The Desert Fox: 8 Things You Never Knew About Erwin Rommel
The Desert Fox: 8 Things You Never Knew About Erwin Rommel

The Desert Fox: 8 Things You Never Knew About Erwin Rommel

Mike Wood - October 19, 2017

The Desert Fox: 8 Things You Never Knew About Erwin Rommel
The Desert Fox, 1951. Move Poster Shop

8 – Rommel’s reputation got a huge boost because of a 1951 film

If Rommel’s reputation as a great leader was undermined by the catastrophic defeats on the African, Italian and Western Fronts in the last two years of the war, why was it that the so-called “Rommel Myth” was so pervasive after the war? The theories are numerous, but one major contributing factor must be the success of the 1951 film, The Desert Fox.

Rommel was a well-known figure in Allied countries and in 1950, the first biography of the “good German” was released in the UK. Written by Desmond Young, a British brigadier who had himself been captured by Rommel during the war, “Rommel: The Desert Fox” was incredibly popular in Britain and cemented the position of the vanquished general as the acceptable enemy.

His later involvement in the 1944 plot against Hitler did a lot to wash Rommel of the stain of Nazism – conveniently forgetting the decade or so that he had spent close to the top of the regime – and his position as the general who was beaten “fair and square” endeared him to a British audience. After all, it’s much easier to build heroes of your own generals when they have beaten a general that you also respect.

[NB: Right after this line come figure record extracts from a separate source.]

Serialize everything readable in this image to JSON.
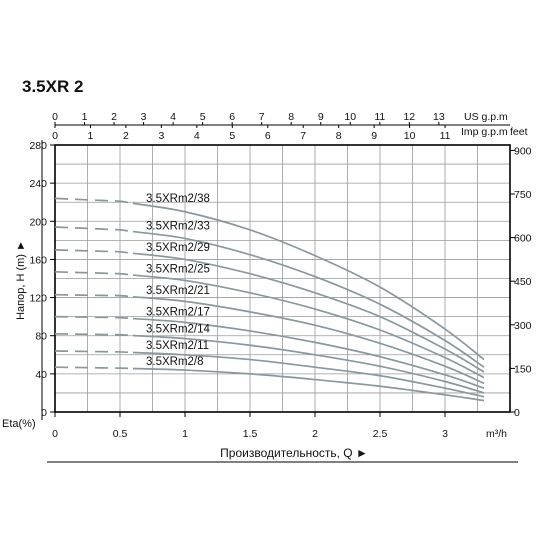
{
  "chart_data": {
    "type": "line",
    "title": "3.5XR 2",
    "xlabel": "Производительность, Q ►",
    "ylabel": "Напор, H (m) ►",
    "eta_label": "Eta(%)",
    "x_unit": "m³/h",
    "xlim": [
      0,
      3.5
    ],
    "ylim": [
      0,
      280
    ],
    "x_ticks": [
      "0",
      "0.5",
      "1",
      "1.5",
      "2",
      "2.5",
      "3"
    ],
    "x_tick_values": [
      0,
      0.5,
      1,
      1.5,
      2,
      2.5,
      3
    ],
    "y_ticks": [
      "0",
      "40",
      "80",
      "120",
      "160",
      "200",
      "240",
      "280"
    ],
    "y_tick_values": [
      0,
      40,
      80,
      120,
      160,
      200,
      240,
      280
    ],
    "y_right": {
      "unit": "feet",
      "ticks": [
        "0",
        "150",
        "300",
        "450",
        "600",
        "750",
        "900"
      ],
      "values": [
        0,
        150,
        300,
        450,
        600,
        750,
        900
      ]
    },
    "top_axes": [
      {
        "unit": "US g.p.m",
        "ticks": [
          "0",
          "1",
          "2",
          "3",
          "4",
          "5",
          "6",
          "7",
          "8",
          "9",
          "10",
          "11",
          "12",
          "13"
        ],
        "values": [
          0,
          1,
          2,
          3,
          4,
          5,
          6,
          7,
          8,
          9,
          10,
          11,
          12,
          13
        ]
      },
      {
        "unit": "Imp g.p.m",
        "ticks": [
          "0",
          "1",
          "2",
          "3",
          "4",
          "5",
          "6",
          "7",
          "8",
          "9",
          "10",
          "11"
        ],
        "values": [
          0,
          1,
          2,
          3,
          4,
          5,
          6,
          7,
          8,
          9,
          10,
          11
        ]
      }
    ],
    "grid": true,
    "series": [
      {
        "name": "3.5XRm2/38",
        "x": [
          0,
          0.5,
          1,
          1.5,
          2,
          2.5,
          3,
          3.3
        ],
        "y": [
          224,
          221,
          210,
          191,
          164,
          131,
          87,
          55
        ]
      },
      {
        "name": "3.5XRm2/33",
        "x": [
          0,
          0.5,
          1,
          1.5,
          2,
          2.5,
          3,
          3.3
        ],
        "y": [
          194,
          191,
          182,
          165,
          142,
          113,
          75,
          47
        ]
      },
      {
        "name": "3.5XRm2/29",
        "x": [
          0,
          0.5,
          1,
          1.5,
          2,
          2.5,
          3,
          3.3
        ],
        "y": [
          170,
          168,
          160,
          145,
          125,
          100,
          66,
          42
        ]
      },
      {
        "name": "3.5XRm2/25",
        "x": [
          0,
          0.5,
          1,
          1.5,
          2,
          2.5,
          3,
          3.3
        ],
        "y": [
          147,
          145,
          138,
          125,
          108,
          86,
          57,
          36
        ]
      },
      {
        "name": "3.5XRm2/21",
        "x": [
          0,
          0.5,
          1,
          1.5,
          2,
          2.5,
          3,
          3.3
        ],
        "y": [
          123,
          122,
          116,
          105,
          91,
          72,
          48,
          30
        ]
      },
      {
        "name": "3.5XRm2/17",
        "x": [
          0,
          0.5,
          1,
          1.5,
          2,
          2.5,
          3,
          3.3
        ],
        "y": [
          100,
          99,
          94,
          85,
          73,
          58,
          39,
          25
        ]
      },
      {
        "name": "3.5XRm2/14",
        "x": [
          0,
          0.5,
          1,
          1.5,
          2,
          2.5,
          3,
          3.3
        ],
        "y": [
          82,
          81,
          77,
          70,
          60,
          48,
          32,
          20
        ]
      },
      {
        "name": "3.5XRm2/11",
        "x": [
          0,
          0.5,
          1,
          1.5,
          2,
          2.5,
          3,
          3.3
        ],
        "y": [
          64,
          63,
          60,
          55,
          47,
          38,
          25,
          16
        ]
      },
      {
        "name": "3.5XRm2/8",
        "x": [
          0,
          0.5,
          1,
          1.5,
          2,
          2.5,
          3,
          3.3
        ],
        "y": [
          47,
          46,
          44,
          40,
          34,
          27,
          18,
          12
        ]
      }
    ],
    "colors": {
      "curve": "#8a979c",
      "grid": "#9a9a9a",
      "axis": "#000000"
    }
  }
}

The 1951 film The Desert Fox further spread the myth and was widely popular in the UK. The narrative of Rommel, the good German, being defeated by the heroic British in the clean war in North Africa was a far more palatable one in the burgeoning Cold War than one that emphasized the horrible destruction that had come through the Soviet victory in the East.

There could be little appetite for a war with Russia when people were constantly being reminded of the horrific images that had emerged from the Eastern Front. Thus, the clean general of the fair fight in North Africa was an enticing idea.

The Germans, too, were all too pleased to go along with Rommel as their figurehead. Their army had been severely curtailed after their defeat, but there was a clamor to de-Nazify the Wehrmacht and remove the stigma from the German armed forces. The Bundeswehr, the new German army, was more palatable to a post-war world when it could be seen as the legacy of good soldiers lead by bad politicians rather than an integral and vital part of the Nazi war machine.

Thus, the idea of The Desert Fox was created and, to a large extent, still persists. He remains the only Nazi to be lionized within Germany: public squares and streets bear his name, as does the largest barracks of the Bundeswehr. Whether such a status is deserved, however, is still a question about which historians continue to argue.